Theory X states that workers need to be closely supervised and comprehensive systems of controls developed. According to Theory Y, employees may be ambitious, self-motivated and anxious to accept greater responsibility, and exercise self-control, self-direction, autonomy and empowerment.
http://en.wikipedia.org/wiki/Theory_X_and_theory_Y

Bottom Up

The spreadsheet controls market is dominated by the top-down process-heavy supervisory methodologies that check up on the kind of spreadsheets that people are creating. Inevitably this creates a blizzard of reports that require filtering with an experienced eye to determine what is worth looking at. A bottom-up approach should eventually reduce the amount of supervisory effort by empowering knowledge workers to adopt responsibility for their work.

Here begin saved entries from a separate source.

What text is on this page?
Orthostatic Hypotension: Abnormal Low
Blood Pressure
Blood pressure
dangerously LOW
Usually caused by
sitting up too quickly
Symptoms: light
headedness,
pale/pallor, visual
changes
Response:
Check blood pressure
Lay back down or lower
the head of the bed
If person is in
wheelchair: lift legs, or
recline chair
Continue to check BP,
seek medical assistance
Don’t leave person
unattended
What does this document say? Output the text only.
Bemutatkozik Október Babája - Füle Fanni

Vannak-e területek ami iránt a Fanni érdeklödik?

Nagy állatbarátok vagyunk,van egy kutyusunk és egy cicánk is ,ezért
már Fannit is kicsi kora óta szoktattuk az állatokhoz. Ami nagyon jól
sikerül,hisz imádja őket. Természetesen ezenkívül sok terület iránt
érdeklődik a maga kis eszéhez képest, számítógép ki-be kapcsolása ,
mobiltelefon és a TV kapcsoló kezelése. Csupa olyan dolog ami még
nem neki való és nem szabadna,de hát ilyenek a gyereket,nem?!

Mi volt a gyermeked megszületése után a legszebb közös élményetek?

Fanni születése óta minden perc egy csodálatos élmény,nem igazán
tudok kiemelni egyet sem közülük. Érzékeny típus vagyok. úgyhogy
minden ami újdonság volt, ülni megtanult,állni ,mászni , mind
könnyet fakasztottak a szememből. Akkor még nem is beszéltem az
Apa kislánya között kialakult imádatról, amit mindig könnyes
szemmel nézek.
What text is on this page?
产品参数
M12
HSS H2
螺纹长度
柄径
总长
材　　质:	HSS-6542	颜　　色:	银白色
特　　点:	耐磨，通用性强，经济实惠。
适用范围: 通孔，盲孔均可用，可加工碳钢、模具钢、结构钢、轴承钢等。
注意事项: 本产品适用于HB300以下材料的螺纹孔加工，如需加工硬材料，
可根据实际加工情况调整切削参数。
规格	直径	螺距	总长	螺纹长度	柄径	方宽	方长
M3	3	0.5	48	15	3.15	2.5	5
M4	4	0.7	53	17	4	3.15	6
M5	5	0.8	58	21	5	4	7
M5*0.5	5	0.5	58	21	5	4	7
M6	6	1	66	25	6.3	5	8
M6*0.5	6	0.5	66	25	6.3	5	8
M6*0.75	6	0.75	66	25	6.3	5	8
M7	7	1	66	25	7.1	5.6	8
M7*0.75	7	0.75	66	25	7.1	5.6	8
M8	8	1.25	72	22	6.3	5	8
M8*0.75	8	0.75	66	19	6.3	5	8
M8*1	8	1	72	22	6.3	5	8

Back in 2001 Barry Boehm predicted that "The ranks of 'sorcerer’s apprentice' user-programmers will swell rapidly, giving many who have little training or expertise in how to avoid or detect high-risk defects tremendous power to create high-risk defects."
http://www.cebase.org/www/AboutCebase/News/top-10-defects.html 
Software Management article (Jan 2001) "Software Defect Reduction Top 10 List"

The Regulator's View

http://www.eusprig.org/conf2007report.htm
At the 2007 EuSpRIG Conference, Dean Buckner of the UK Financial Services Authority reported once again that user training is still shockingly neglected. Many people in the industry who spent most of their working lives working on spreadsheets had often received just one or two days' training on Excel.

http://www.accountingweb.co.uk/cgi-bin/item.cgi?id=170552
"I'm not seeing any change to the dumb solutions. It's still spreadsheet hell," Buckner said. "For each visit I do at a bank, I have a look at a little bit of code. You can guarantee you will always see a little bit of stupid code."
In his presentation he said that accreditation is seen as burdensome, risky and difficult – it implies generally accepted view on good practice, for a start. As the Spreadsheet Safe syllabus contains the view of a number of world experts on good practice in spreadsheets, it addresses the concerns that Buckner raised.

How does this relate to conventional software engineering?

http://www.sysmod.com/psp.htm  The Personal Software Process (PSP)
The Personal Software Process is a disciplined approach to improving one's software development process. Through a series of eleven cumulative exercises, developers learn to track time and defects, estimate, and improve quality through design and code reviews. All we are expecting spreadsheet creators to do is the defect management part of this process – to be able to recognise defects, correct them, and prevent them where possible.